Unser Team hatte ein Konzept für die Umgestaltung eines größeren Organisationsbereiches erarbeitet. Ich präsentierte die von uns präferierte Lösung, wohl wissend, damit auf den Widerstand der verantwortlichen Platzhirsche zu stoßen, und war entsprechend vorbereitet. Als dann dieses: „Das ist ja vollkommen unrealistisch!“, im Raum stand, meinte ich, vermeintlich clever reagierend: „Nun, wir wissen, dass Sie gegen diesen radikalen Umbau Einspruch erheben würden und haben daher auch Alternativen vorbereitet, die schon heute gangbar sind, ohne damit den Weg der Weiterentwicklung zu verbauen.“

Da war er dann, der Korinthenkacker.

„Bevor Sie uns belehren wollen, Herr … äh … Kreutzer, sollten Sie vielleicht erst einmal lernen, sich klar auszudrücken. Alternativen, also den Plural von Alternative, gibt es nicht …“

Gelächter.

Schlagfertig und frech, wie ich damals war, führte ich aufs Thema zurück, indem ich sagte: „Gut. Sprechen wir also nicht von Alternativen, sondern von Varianten, und am besten gleich von Variante 1. Hier haben wir …“

Die Präsentation ging weiter und mit dem Ergebnis waren wir am Ende sehr zufrieden. Nur ich war wütend. Was war das, mit den Alternativen? Erst der Duden, Band 5, „Das Fremdwörterbuch“, belehrte mich, dass der Korinthenkacker formal vollkommen im Recht war.
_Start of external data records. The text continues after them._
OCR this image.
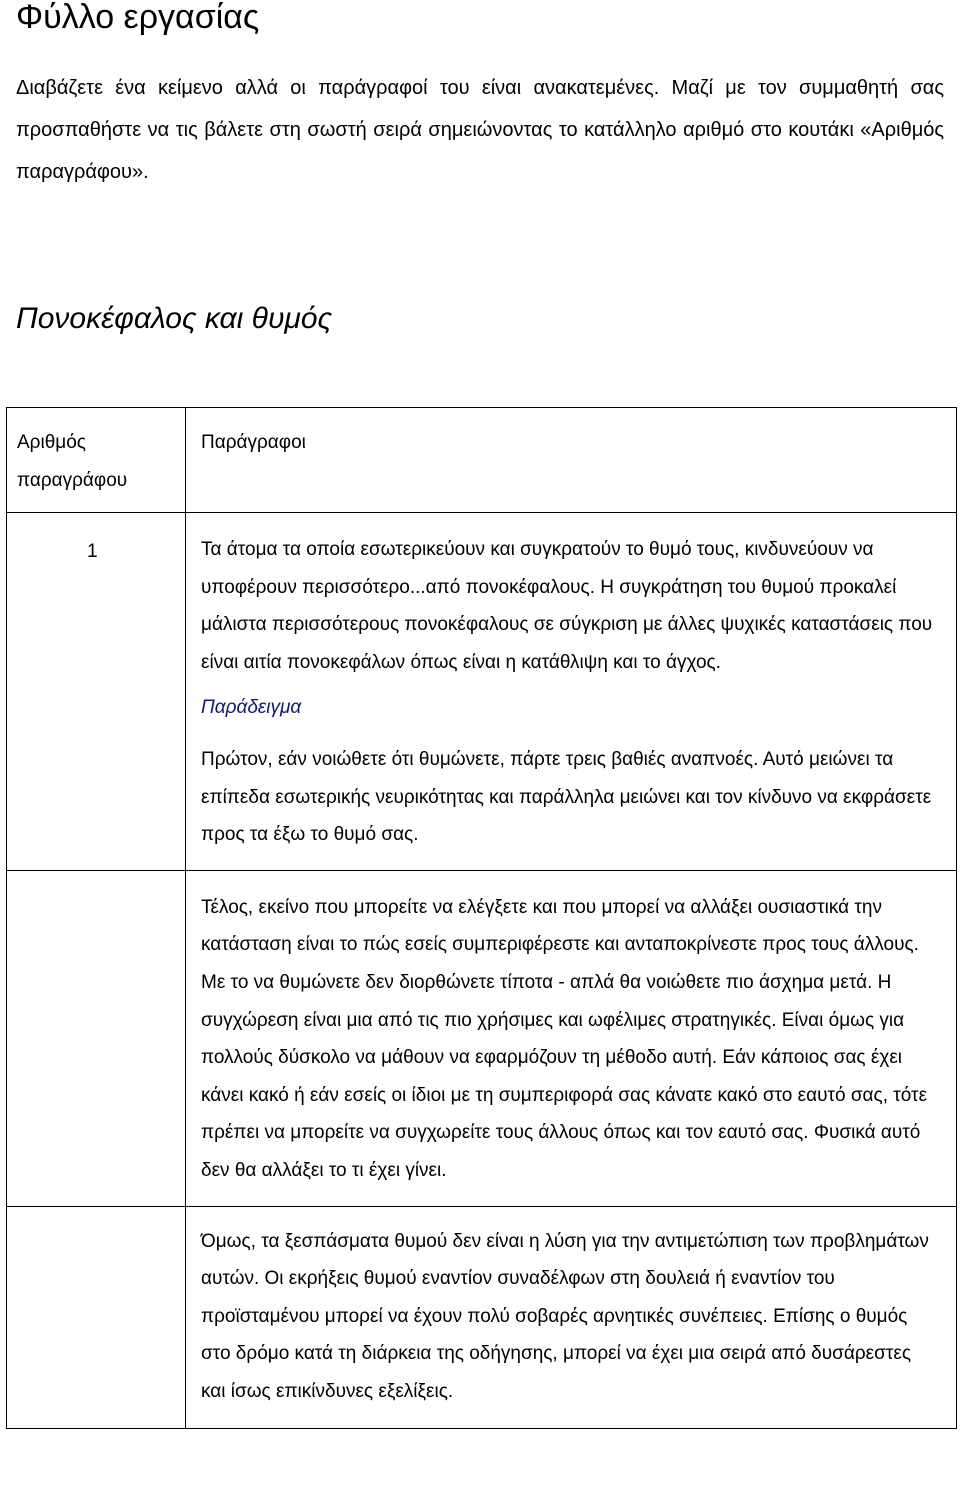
Φύλλο εργασίας

Διαβάζετε ένα κείμενο αλλά οι παράγραφοί του είναι ανακατεμένες. Μαζί με τον συμμαθητή σας προσπαθήστε να τις βάλετε στη σωστή σειρά σημειώνοντας το κατάλληλο αριθμό στο κουτάκι «Αριθμός παραγράφου».

Πονοκέφαλος και θυμός
Αριθμός παραγράφου	Παράγραφοι
1	Τα άτομα τα οποία εσωτερικεύουν και συγκρατούν το θυμό τους, κινδυνεύουν να υποφέρουν περισσότερο...από πονοκέφαλους. Η συγκράτηση του θυμού προκαλεί μάλιστα περισσότερους πονοκέφαλους σε σύγκριση με άλλες ψυχικές καταστάσεις που είναι αιτία πονοκεφάλων όπως είναι η κατάθλιψη και το άγχος.

Παράδειγμα

Πρώτον, εάν νοιώθετε ότι θυμώνετε, πάρτε τρεις βαθιές αναπνοές. Αυτό μειώνει τα επίπεδα εσωτερικής νευρικότητας και παράλληλα μειώνει και τον κίνδυνο να εκφράσετε προς τα έξω το θυμό σας.

	Τέλος, εκείνο που μπορείτε να ελέγξετε και που μπορεί να αλλάξει ουσιαστικά την κατάσταση είναι το πώς εσείς συμπεριφέρεστε και ανταποκρίνεστε προς τους άλλους. Με το να θυμώνετε δεν διορθώνετε τίποτα - απλά θα νοιώθετε πιο άσχημα μετά. Η συγχώρεση είναι μια από τις πιο χρήσιμες και ωφέλιμες στρατηγικές. Είναι όμως για πολλούς δύσκολο να μάθουν να εφαρμόζουν τη μέθοδο αυτή. Εάν κάποιος σας έχει κάνει κακό ή εάν εσείς οι ίδιοι με τη συμπεριφορά σας κάνατε κακό στο εαυτό σας, τότε πρέπει να μπορείτε να συγχωρείτε τους άλλους όπως και τον εαυτό σας. Φυσικά αυτό δεν θα αλλάξει το τι έχει γίνει.

	Όμως, τα ξεσπάσματα θυμού δεν είναι η λύση για την αντιμετώπιση των προβλημάτων αυτών. Οι εκρήξεις θυμού εναντίον συναδέλφων στη δουλειά ή εναντίον του προϊσταμένου μπορεί να έχουν πολύ σοβαρές αρνητικές συνέπειες. Επίσης ο θυμός στο δρόμο κατά τη διάρκεια της οδήγησης, μπορεί να έχει μια σειρά από δυσάρεστες και ίσως επικίνδυνες εξελίξεις.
Dort wird ausgeführt:

 

Die Alternative ist also entweder die Bezeichnung für die Entscheidungssituation, im engeren Sinne zwischen zwei (!) Möglichkeiten, im weiteren Sinne zwischen mehreren Möglichkeiten, oder die Bezeichnung für die im engeren Sinne verfügbare, zweite Möglichkeit.

Innerhalb einer Entscheidungssituation kann es nicht mehrere Alternativen geben, weil die Entscheidungssituation entweder selbst die Alternative ist, oder eben nur eine, die zweite Möglichkeit, als Alternative bezeichnet werden kann.

Überträgt man dieses, vom allgemeinen Sprachgebrauch abweichende Korinthenkackerwissen auf die „Alternative für Deutschland“, dann wird deutlich, dass hier nur jene Interpretation möglich ist, die der ersten, der im Duden unter b) angeführten Erklärungen entspricht.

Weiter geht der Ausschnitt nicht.